For position error, we use Absolute Trajectory Error (ATE) which is the RMSE between corresponding points in the estimated and ground truth trajectories. This is a measure of global consistency and usually increases with trajectory length.

Combined Low-Power Visual-Inertial Odometry

Plot showing an increase of error and decrease of FLOPS by reducing the frequency of VO module utilization

In order to capitalize on the pros of each component, we aim to utilize the accurate Visual Odometry (VO) module at fixed intervals of time in order to reset the low-power Inertial Odometry (IO) module.

We are gradually reducing the frequency of using VO for pose prediction.
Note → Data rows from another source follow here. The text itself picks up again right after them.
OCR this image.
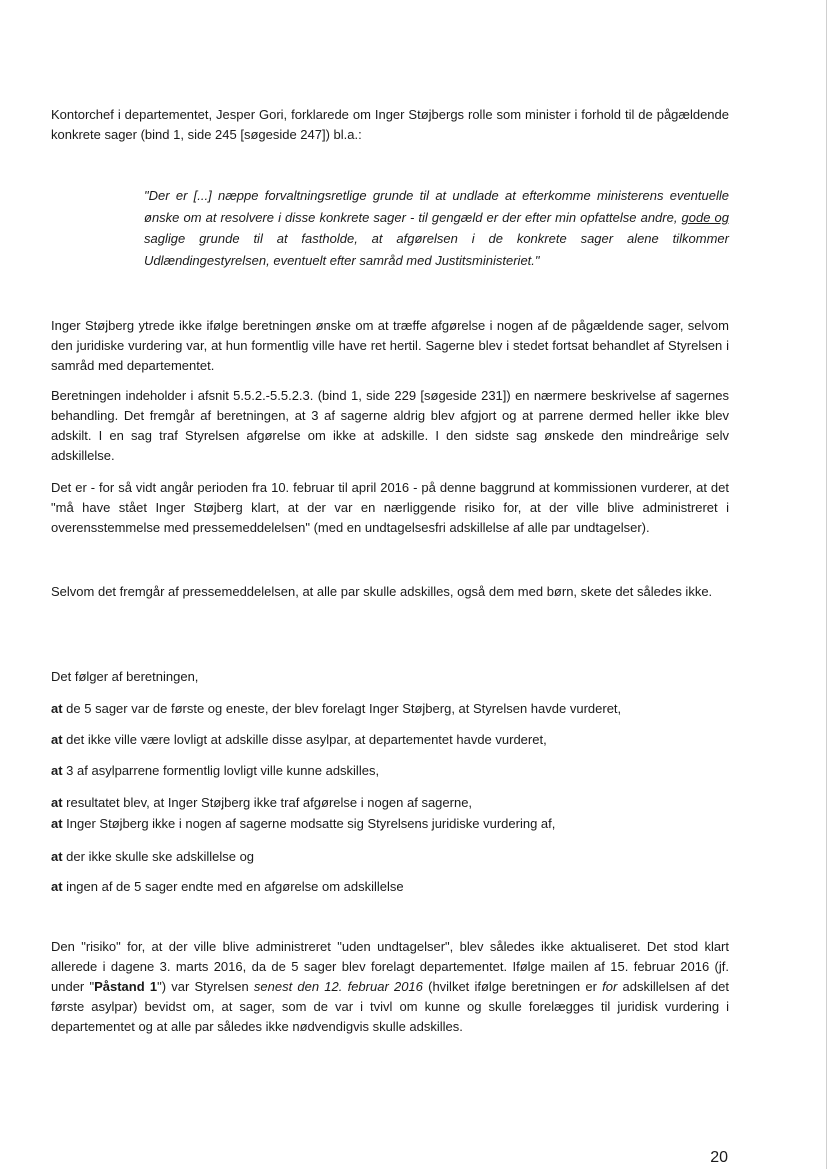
Kontorchef i departementet, Jesper Gori, forklarede om Inger Støjbergs rolle som minister i forhold til de pågældende konkrete sager (bind 1, side 245 [søgeside 247]) bl.a.:

"Der er [...] næppe forvaltningsretlige grunde til at undlade at efterkomme ministerens eventuelle ønske om at resolvere i disse konkrete sager - til gengæld er der efter min opfattelse andre, gode og saglige grunde til at fastholde, at afgørelsen i de konkrete sager alene tilkommer Udlændingestyrelsen, eventuelt efter samråd med Justitsministeriet."

Inger Støjberg ytrede ikke ifølge beretningen ønske om at træffe afgørelse i nogen af de pågældende sager, selvom den juridiske vurdering var, at hun formentlig ville have ret hertil. Sagerne blev i stedet fortsat behandlet af Styrelsen i samråd med departementet.

Beretningen indeholder i afsnit 5.5.2.-5.5.2.3. (bind 1, side 229 [søgeside 231]) en nærmere beskrivelse af sagernes behandling. Det fremgår af beretningen, at 3 af sagerne aldrig blev afgjort og at parrene dermed heller ikke blev adskilt. I en sag traf Styrelsen afgørelse om ikke at adskille. I den sidste sag ønskede den mindreårige selv adskillelse.

Det er - for så vidt angår perioden fra 10. februar til april 2016 - på denne baggrund at kommissionen vurderer, at det "må have stået Inger Støjberg klart, at der var en nærliggende risiko for, at der ville blive administreret i overensstemmelse med pressemeddelelsen" (med en undtagelsesfri adskillelse af alle par undtagelser).

Selvom det fremgår af pressemeddelelsen, at alle par skulle adskilles, også dem med børn, skete det således ikke.

Det følger af beretningen,

at de 5 sager var de første og eneste, der blev forelagt Inger Støjberg, at Styrelsen havde vurderet,

at det ikke ville være lovligt at adskille disse asylpar, at departementet havde vurderet,

at 3 af asylparrene formentlig lovligt ville kunne adskilles,

at resultatet blev, at Inger Støjberg ikke traf afgørelse i nogen af sagerne,

at Inger Støjberg ikke i nogen af sagerne modsatte sig Styrelsens juridiske vurdering af,

at der ikke skulle ske adskillelse og

at ingen af de 5 sager endte med en afgørelse om adskillelse

Den "risiko" for, at der ville blive administreret "uden undtagelser", blev således ikke aktualiseret. Det stod klart allerede i dagene 3. marts 2016, da de 5 sager blev forelagt departementet. Ifølge mailen af 15. februar 2016 (jf. under "Påstand 1") var Styrelsen senest den 12. februar 2016 (hvilket ifølge beretningen er for adskillelsen af det første asylpar) bevidst om, at sager, som de var i tvivl om kunne og skulle forelægges til juridisk vurdering i departementet og at alle par således ikke nødvendigvis skulle adskilles.

20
At every ith second, we are using the VO prediction instead of the IO prediction and resetting the IO module using this prediction. Thus, we see that as we remove the dependency on VO, the position and orientation error keeps increasing as expected. These experiments have been performed on the Smith Hall dataset.

The plot also notes the Floating Point Operations Per Second (FLOPS) of our system. FLOPS is a reliable way of reporting how power-hungry and latency-causing a module is. Thus, we note that as we keep reducing the usage frequency of the VO module, the FLOPS also reduces. This is because the FLOPS for the VO module is 2 G and for the IO is 471 K. The VO module has higher latency than the IO module.

Thus, we conclude that using VO intermittently enables improved accuracy of the IO method.



Our task is to develop a low-power state estimation algorithm for Aria glasses using a history of Inertial Measurement Unit (IMU) measurements combined with a sparse number of RGB images as input.


The IMU is a combination of the accelerometer, gyroscope, and magnetometer sensors. The accelerometer sensor measures the linear acceleration while the gyroscope measures the angular velocity. The magnetometer measures the magnetic flux density, which is just a combination of magnetic field strength and direction.

Each of the 3 sensors takes measurements in the 3 axes relative to the device.


Fusing the camera’s relative pose with the inertial sensor measurements can increase the accuracy and robustness of the state estimates when compared with inertial-only methods such as IDOL with just a small increase in power consumption.